I've been gone for a while. Well, not GONE... just not present. I've been on somewhat of a journey... and to catch up would take too long, so I'll just start with today.
Injured, healing and burdened with a hefty schoolwork load, I've been feeling the pressure of daily life. Admittedly, sometime between worship service and our parenting class, I flopped on the bed unwilling to move. Sundays are hard on me.
But, today is Monday. And all I can do is check today's task list and work from there.
Edit photos. Write my impression vignettes. Sketches for my next painting. Prepare for a roast beef dinner for our tenants tonight.
(I just looked outside thinking "I might take a walk around the lake...it's sunny out"... and it IS sunny... AND snowing. WTH?!)

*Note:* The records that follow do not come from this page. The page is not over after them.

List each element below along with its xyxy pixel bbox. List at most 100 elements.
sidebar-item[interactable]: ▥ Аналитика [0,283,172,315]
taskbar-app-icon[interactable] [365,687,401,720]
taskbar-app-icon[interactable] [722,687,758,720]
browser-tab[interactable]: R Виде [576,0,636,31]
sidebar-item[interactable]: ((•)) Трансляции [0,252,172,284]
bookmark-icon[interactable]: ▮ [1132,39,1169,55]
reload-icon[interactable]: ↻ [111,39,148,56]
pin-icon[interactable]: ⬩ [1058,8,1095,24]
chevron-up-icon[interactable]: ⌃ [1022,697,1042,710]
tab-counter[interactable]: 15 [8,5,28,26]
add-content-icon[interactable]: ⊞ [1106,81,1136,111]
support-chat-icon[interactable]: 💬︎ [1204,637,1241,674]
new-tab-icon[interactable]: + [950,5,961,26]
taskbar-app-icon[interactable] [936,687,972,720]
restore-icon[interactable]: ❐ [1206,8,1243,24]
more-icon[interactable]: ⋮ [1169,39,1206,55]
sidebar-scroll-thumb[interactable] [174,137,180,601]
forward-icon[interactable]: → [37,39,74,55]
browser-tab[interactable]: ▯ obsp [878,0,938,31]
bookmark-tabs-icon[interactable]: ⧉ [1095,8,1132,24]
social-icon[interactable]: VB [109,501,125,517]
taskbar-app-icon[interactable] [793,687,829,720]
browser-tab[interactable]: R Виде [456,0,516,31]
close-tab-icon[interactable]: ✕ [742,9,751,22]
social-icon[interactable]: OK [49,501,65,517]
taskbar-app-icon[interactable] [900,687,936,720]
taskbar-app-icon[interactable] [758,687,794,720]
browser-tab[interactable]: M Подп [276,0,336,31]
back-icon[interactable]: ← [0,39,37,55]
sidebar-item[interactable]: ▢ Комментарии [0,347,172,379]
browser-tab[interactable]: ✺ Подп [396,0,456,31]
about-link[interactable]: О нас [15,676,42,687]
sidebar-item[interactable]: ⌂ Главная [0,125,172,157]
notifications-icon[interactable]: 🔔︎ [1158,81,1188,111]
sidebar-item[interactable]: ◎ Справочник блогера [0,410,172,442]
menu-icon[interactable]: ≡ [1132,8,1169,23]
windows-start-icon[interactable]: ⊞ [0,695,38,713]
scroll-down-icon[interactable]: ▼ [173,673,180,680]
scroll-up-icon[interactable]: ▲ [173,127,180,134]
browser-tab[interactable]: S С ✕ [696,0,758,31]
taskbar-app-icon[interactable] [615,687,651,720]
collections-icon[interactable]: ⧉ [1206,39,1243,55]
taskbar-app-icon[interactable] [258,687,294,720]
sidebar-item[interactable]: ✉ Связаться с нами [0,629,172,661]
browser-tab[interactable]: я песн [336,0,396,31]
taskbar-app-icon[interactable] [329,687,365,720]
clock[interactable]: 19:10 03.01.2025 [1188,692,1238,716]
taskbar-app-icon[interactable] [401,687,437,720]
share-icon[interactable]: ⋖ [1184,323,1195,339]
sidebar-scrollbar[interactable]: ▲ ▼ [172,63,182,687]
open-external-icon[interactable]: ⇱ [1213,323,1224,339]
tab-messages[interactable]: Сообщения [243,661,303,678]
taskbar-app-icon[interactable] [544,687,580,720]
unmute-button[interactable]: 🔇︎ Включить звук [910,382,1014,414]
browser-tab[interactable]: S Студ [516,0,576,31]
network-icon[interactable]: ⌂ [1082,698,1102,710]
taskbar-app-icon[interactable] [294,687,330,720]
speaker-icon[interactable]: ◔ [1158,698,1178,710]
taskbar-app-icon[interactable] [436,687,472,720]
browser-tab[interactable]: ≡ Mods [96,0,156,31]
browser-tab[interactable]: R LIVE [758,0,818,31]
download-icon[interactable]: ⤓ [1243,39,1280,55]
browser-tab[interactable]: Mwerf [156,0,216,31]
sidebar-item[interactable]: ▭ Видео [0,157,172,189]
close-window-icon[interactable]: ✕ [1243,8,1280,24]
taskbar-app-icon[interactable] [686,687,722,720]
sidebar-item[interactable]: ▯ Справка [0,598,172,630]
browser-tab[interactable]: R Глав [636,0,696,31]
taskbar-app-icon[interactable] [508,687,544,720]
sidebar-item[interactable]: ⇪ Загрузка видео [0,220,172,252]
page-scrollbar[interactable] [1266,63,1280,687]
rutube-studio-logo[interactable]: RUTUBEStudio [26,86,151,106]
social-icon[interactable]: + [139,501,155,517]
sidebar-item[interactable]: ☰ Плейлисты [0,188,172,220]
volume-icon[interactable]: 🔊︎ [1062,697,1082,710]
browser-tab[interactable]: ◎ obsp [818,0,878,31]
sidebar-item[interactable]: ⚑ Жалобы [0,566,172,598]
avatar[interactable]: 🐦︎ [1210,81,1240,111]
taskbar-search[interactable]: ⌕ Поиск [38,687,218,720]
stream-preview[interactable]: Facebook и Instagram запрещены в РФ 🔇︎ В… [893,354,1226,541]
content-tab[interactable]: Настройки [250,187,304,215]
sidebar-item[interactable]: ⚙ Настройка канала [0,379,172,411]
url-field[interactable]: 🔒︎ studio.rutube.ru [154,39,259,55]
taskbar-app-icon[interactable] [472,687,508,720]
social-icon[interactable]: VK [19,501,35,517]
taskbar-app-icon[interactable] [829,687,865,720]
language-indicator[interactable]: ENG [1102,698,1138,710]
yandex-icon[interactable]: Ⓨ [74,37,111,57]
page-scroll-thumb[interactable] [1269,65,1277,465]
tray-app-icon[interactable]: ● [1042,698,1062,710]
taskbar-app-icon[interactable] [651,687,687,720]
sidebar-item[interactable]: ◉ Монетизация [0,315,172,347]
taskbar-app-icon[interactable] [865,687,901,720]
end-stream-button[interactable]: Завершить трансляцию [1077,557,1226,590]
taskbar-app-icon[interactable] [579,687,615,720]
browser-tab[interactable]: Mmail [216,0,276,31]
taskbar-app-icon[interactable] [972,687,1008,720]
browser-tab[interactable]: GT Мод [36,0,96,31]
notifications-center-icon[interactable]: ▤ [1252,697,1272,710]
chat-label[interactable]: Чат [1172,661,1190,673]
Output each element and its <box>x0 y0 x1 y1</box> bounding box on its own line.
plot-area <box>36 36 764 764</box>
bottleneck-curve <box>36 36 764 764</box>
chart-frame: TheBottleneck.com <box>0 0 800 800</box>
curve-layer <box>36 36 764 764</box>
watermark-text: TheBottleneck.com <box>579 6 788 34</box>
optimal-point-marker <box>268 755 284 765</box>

Life has been predictable and pressured. Neither of those are my favourite things. I can handle the pressure when it's not predictable. I can handle predictability without the pressure.
Or perhaps.... it's the predictability that creates the pressure. If that's it, I'm in trouble. Something tells me life after 40 is quite predictable.
I'm gonna close my computer now, and write up those impression vignettes. Sip on my coffee. And, now that it's done snowing and just pure sunshine, I'll throw on some shades and go for a drive...
Missed being here... where I almost feel... anonymous. Almost.